Oh, poi, intendiamoci, i giochi vanno contestualizzati. Future Wars era un piccolissima produzione, realizzata da gente che aveva già qualche prodotto alle spalle, ma insomma, era comunque a inizio carriera, e si aggrappava su schemi di gioco e idee all'epoca consolidate. E oltretutto si trattava di un momento di passaggio: nel 1989, lo SCUMM esisteva da appena un paio d'anni, Sierra On-Line pubblicava la sua ultima avventura con parser testuale e i vari sviluppatori di avventure punta e clicca stavano davvero cominciando a spuntare come funghi. Non tutti avevano a disposizione il genio di Ron Gilbert e ci si doveva anche un po' arrangiare. Insomma, contestualizziamo, ci mancherebbe. Ciò non toglie che Future Wars, da giocare oggi, è una palla al [CENSURA]. E secondo me lo era un po' anche in un mondo che aveva già apprezzato Maniac Mansion e Zak McKracken and the Alien Mindbenders. Poi, certo, era un mondo che si stava ancora abituando a questo modo più snello di risolvere enigmi, e quindi, tutto sommato, ci si poteva accontentare.

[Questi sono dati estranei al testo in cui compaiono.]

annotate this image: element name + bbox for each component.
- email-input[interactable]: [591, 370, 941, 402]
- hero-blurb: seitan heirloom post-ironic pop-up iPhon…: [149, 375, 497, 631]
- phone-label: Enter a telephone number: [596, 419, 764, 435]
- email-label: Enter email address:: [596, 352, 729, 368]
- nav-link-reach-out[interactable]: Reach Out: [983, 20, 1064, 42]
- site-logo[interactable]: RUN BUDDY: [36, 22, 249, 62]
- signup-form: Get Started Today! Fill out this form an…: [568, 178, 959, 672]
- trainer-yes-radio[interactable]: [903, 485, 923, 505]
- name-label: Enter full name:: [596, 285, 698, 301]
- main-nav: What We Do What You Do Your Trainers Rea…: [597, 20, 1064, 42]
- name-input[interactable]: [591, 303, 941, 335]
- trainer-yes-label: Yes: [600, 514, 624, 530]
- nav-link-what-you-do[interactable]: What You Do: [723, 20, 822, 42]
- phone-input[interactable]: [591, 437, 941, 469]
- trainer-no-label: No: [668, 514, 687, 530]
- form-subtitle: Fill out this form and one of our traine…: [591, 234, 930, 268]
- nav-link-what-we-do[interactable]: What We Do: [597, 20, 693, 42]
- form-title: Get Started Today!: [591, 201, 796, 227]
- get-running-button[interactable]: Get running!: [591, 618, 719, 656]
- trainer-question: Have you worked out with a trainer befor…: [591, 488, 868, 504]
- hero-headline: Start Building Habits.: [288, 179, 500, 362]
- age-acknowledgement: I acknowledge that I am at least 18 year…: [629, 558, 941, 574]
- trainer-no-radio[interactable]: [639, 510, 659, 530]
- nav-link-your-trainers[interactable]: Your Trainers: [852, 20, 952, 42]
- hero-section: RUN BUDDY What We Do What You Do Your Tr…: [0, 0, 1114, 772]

Tanto per cominciare, Future Wars ha un'interfaccia punta e clicca a dir poco zoppicante ed eccessivamente arzigogolata, oltre che un sistema di pathfinding che praticamente non c'è. La somma di questi due aspetti, già da sola, fa sì che si trascorra un sacco di tempo a leggere il messaggio “vieni più vicino”. E in un caso in particolare in cui la prospettiva fa un po' di scherzi, le imprecazioni volano, soprattutto se consideriamo l'alto tasso di pixel hunting richiesto e quindi il costante dubbio di non stare scovando qualcosa. Aggiungiamoci la tipica bastardaggine dell'epoca, una struttura che permette di proseguire dimenticandosi per strada oggetti fondamentali, un tasso di mortalità discretamente alto e alcuni passaggi che (di nuovo, come da tradizione dell'epoca) paiono pensati con lo scopo di farti morire apposta perché così devi inserire un'altra moneta per continuare. Li avete aggiunti? Ecco, il risultato è un gioco sostanzialmente stronzo e che per ampi tratti dà l'impressione di essere stronzo per i motivi sbagliati.
“Però, ehi, ne vale la pena, perché ti fa vivere una storia affascinante e/o divertente e/o scritta bene e ci sono degli enigmi molto curati!” Eh, insomma. La storia è proprio esile. Non che manchi il potenziale e non ci siano un paio di trovate azzeccate e di gag divertenti, ma insomma, nel complesso lascia addosso un discreto senso di whatever. E gli enigmi sembrano pensati per seguire il discorso fatto sopra: c'è poco di realmente ingegnoso e c'è molto di difficile in maniera se non scorretta, quantomeno impacciata. Quando la sequenza arcade è il momento più genuinamente divertente di un'avventura grafica vecchio stile, beh, c'è qualcosa che non funziona. Soprattutto considerando che, di suo, non è che sia particolarmente divertente.
Insomma, il punto è che Future Wars è un gioco che vale la pena di ricordare più per l'importanza che ha avuto nel fare da trampolino di lancio per un paio di nuovi talenti che per altro. Ripreso in mano oggi, mostra tutti i suoi limiti e ha forse appena un paio di momenti davvero riusciti e di immagini evocative. Poi, certo, si potrebbe anche dire che certe scelte infelici di design si trovano in giro ancora oggi, in giochi molto più moderni (ciao Machinarium!), ma insomma, eh. Diciamo che in questo caso il gioco è meglio che se ne resti rinchiuso fra le pareti dell'ospizio, via.